A $57,600 grant awarded by the AMS capital allocations committee in 2003 will help with the service’s start-up costs. A number of financial aid application packages have also been sent to various organizations, Zabaneh said, adding he is committed to ensuring the service’s viability.

“[EngSoc] services, they bank themselves,” he said.

Applied Science Dean Tom Harris said the Queen’s Tea Room will be more than just another food service.
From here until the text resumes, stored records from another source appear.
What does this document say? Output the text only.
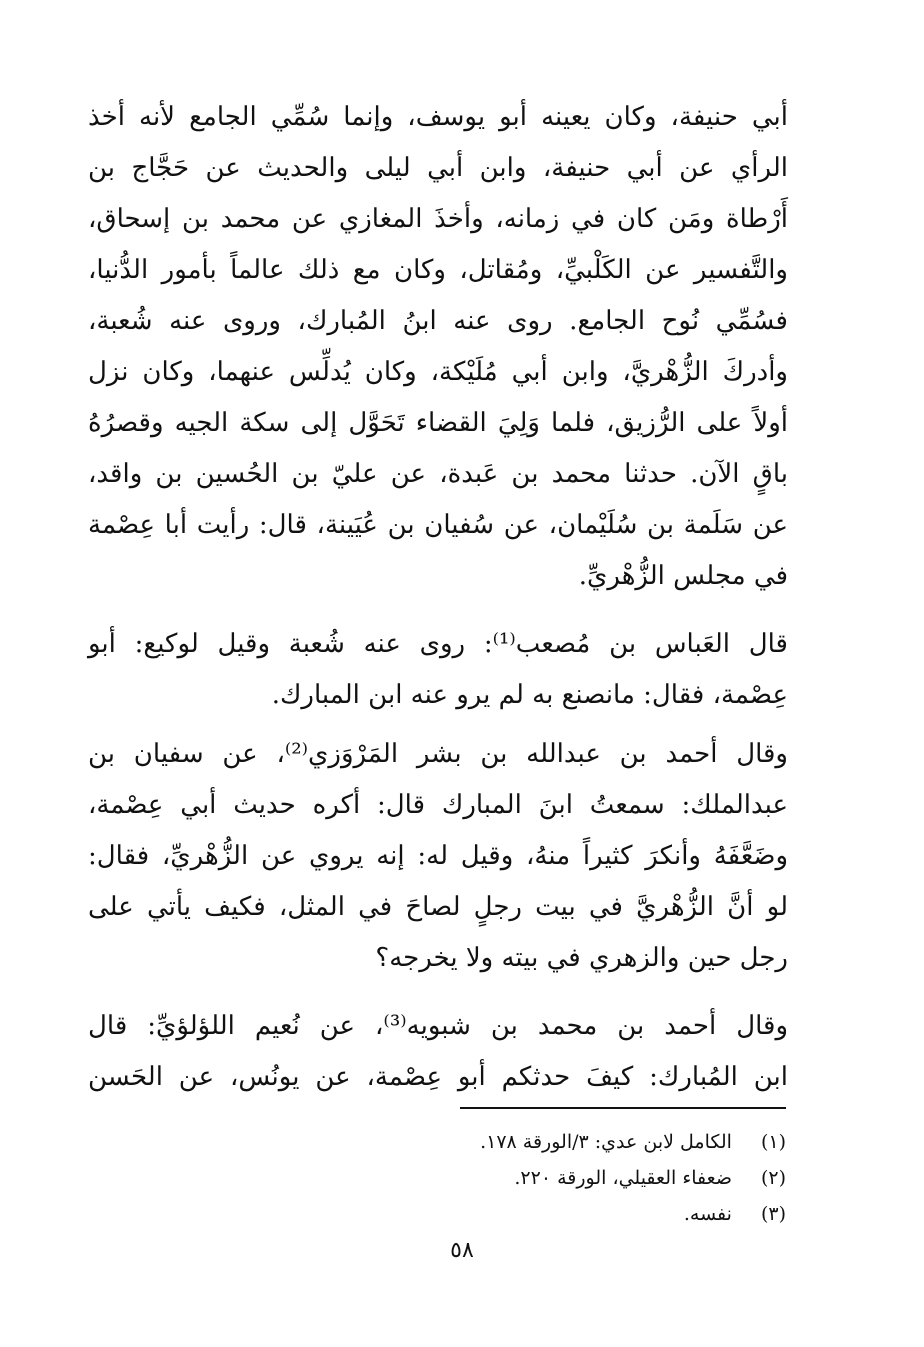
أبي حنيفة، وكان يعينه أبو يوسف، وإنما سُمِّي الجامع لأنه أخذ
الرأي عن أبي حنيفة، وابن أبي ليلى والحديث عن حَجَّاج بن
أَرْطاة ومَن كان في زمانه، وأخذَ المغازي عن محمد بن إسحاق،
والتَّفسير عن الكَلْبيِّ، ومُقاتل، وكان مع ذلك عالماً بأمور الدُّنيا،
فسُمِّي نُوح الجامع. روى عنه ابنُ المُبارك، وروى عنه شُعبة،
وأدركَ الزُّهْريَّ، وابن أبي مُلَيْكة، وكان يُدلِّس عنهما، وكان نزل
أولاً على الرُّزيق، فلما وَلِيَ القضاء تَحَوَّل إلى سكة الجيه وقصرُهُ
باقٍ الآن. حدثنا محمد بن عَبدة، عن عليّ بن الحُسين بن واقد،
عن سَلَمة بن سُلَيْمان، عن سُفيان بن عُيَينة، قال: رأيت أبا عِصْمة
في مجلس الزُّهْريِّ.
قال العَباس بن مُصعب⁽¹⁾: روى عنه شُعبة وقيل لوكيع: أبو
عِصْمة، فقال: مانصنع به لم يرو عنه ابن المبارك.
وقال أحمد بن عبدالله بن بشر المَرْوَزي⁽²⁾، عن سفيان بن
عبدالملك: سمعتُ ابنَ المبارك قال: أكره حديث أبي عِصْمة،
وضَعَّفَهُ وأنكرَ كثيراً منهُ، وقيل له: إنه يروي عن الزُّهْريِّ، فقال:
لو أنَّ الزُّهْريَّ في بيت رجلٍ لصاحَ في المثل، فكيف يأتي على
رجل حين والزهري في بيته ولا يخرجه؟
وقال أحمد بن محمد بن شبويه⁽³⁾، عن نُعيم اللؤلؤيِّ: قال
ابن المُبارك: كيفَ حدثكم أبو عِصْمة، عن يونُس، عن الحَسن
(١) الكامل لابن عدي: ٣/الورقة ١٧٨.
(٢) ضعفاء العقيلي، الورقة ٢٢٠.
(٣) نفسه.
٥٨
“We’re particularly interested in seeing what it actually means to have minimal waste, maximum recycling,” Harris said. “This will be a good example of trying to implement a very sustainable solution, and whether as a society, as students, we’re willing to accept those kinds of things and the things that go along with it.”

Zabaneh quoted an engineering professor to describe EngSoc’s green aspirations.

“If we cannot do this here at Queen’s, then we can’t do it anywhere,” he said.

Zabaneh said construction will likely start in late August.